What Is an Examination Under Oath?
If you’ve been involved in an incident that required an insurance claim (e.g., an injury in a car accident, work-place injury, etc.), you know that the insurer has the right to interview witnesses or parties involved in the case. A primary method for determining what, if any, adjustments are needed for a claim is the examination under oath (EUO). If you are facing such an examination, we here at Jordan Law believe you deserve to know what to expect from this process, so you can present your best case under oath. To that end, we created this primer on what the EUO is, what questions you might face, and what you can expect to happen during the process.
What Is the Examination Under Oath?
This process provides the insurer the means to acquire information from involved parties, operating much as a deposition. A court reporter records the session, all testimony is given under oath, counsel for the insured attends, and a transcript is provided to both parties afterward. Unlike a deposition, the EUO has no legal limitation on how often this process can be conducted and the insured party must submit to the as many EUO sessions as the insuring party wishes to hold.
Submission to an EUO is required as a precedent in insurance coverage. Refusal to submit or making false claims may result in the insuring party refusing to pay the claim. You will also have to sign the transcript at the end of the session. Additionally, the insured party agrees to comply with an EUO as a requirement in filing the lawsuit in the first place. Finally, the Fifth Amendment cannot be used to avoid answering questions in the EUO.
When Do EUOs Take Place?
In most cases, an EUO is scheduled when the insuring agent discovers discrepancies in the investigation into the cause of the loss or the content of what was stolen, damaged, or destroyed. An insuring agent also uses the EUO when the agent suspects a fraudulent or embellished claim was filed.
Who Might Face an EUO?
The named parties under an insurance plan are the only individuals who can be called in to complete an EUO. Children or other family members covered under the same policy, but not named individually, cannot be required to submit to an EUO. However, the insuring party may interview each party named on the policy separately to avoid collusion or tampering with testimony and get to the answers they need faster.
What Might You Be Asked
The insuring party may ask you any questions considered material and relevant to the claim. The insuring party targets questions to determine liability and find anything that might protect the company from false claims.

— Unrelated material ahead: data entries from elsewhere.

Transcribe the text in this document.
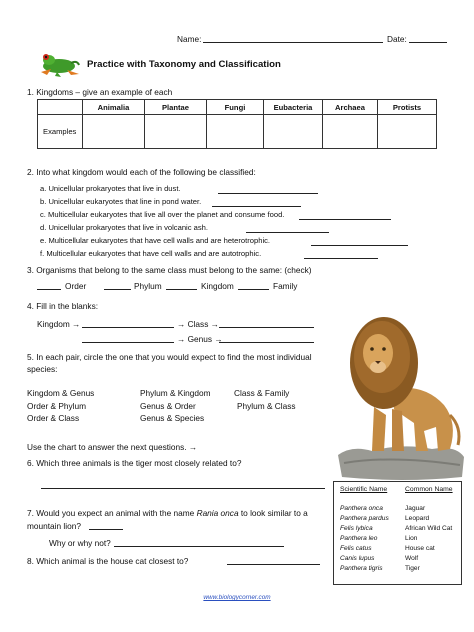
Name:	Date:
Practice with Taxonomy and Classification
1. Kingdoms – give an example of each
	Animalia	Plantae	Fungi	Eubacteria	Archaea	Protists
Examples						
2. Into what kingdom would each of the following be classified:
a. Unicellular prokaryotes that live in dust.
b. Unicellular eukaryotes that line in pond water.
c. Multicellular eukaryotes that live all over the planet and consume food.
d. Unicellular prokaryotes that live in volcanic ash.
e. Multicellular eukaryotes that have cell walls and are heterotrophic.
f. Multicellular eukaryotes that have cell walls and are autotrophic.
3. Organisms that belong to the same class must belong to the same: (check)
Order	Phylum	Kingdom	Family
4. Fill in the blanks:
Kingdom →	→ Class →
→ Genus →
5. In each pair, circle the one that you would expect to find the most individual
species:
Kingdom & Genus	Phylum & Kingdom	Class & Family
Order & Phylum	Genus & Order	Phylum & Class
Order & Class	Genus & Species
Use the chart to answer the next questions. →
6. Which three animals is the tiger most closely related to?
7. Would you expect an animal with the name Rania onca to look similar to a
mountain lion?
Why or why not?
8. Which animal is the house cat closest to?
Scientific Name	Common Name
Panthera onca	Jaguar
Panthera pardus Leopard
Felis lybica	African Wild Cat
Panthera leo	Lion
Felis catus	House cat
Canis lupus	Wolf
Panthera tigris	Tiger
www.biologycorner.com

The important thing for you to remember is that you will never be alone in this process. Your lawyer will be present always, acting in your best interests, giving you advice when needed, and providing general support for you. Remember, the answers must still be your own, which is why Denver personal injury attorneys at Jordan Law take the time to prepare our clients in advance, so they feel ready and able to answer all questions presented by the examining agent.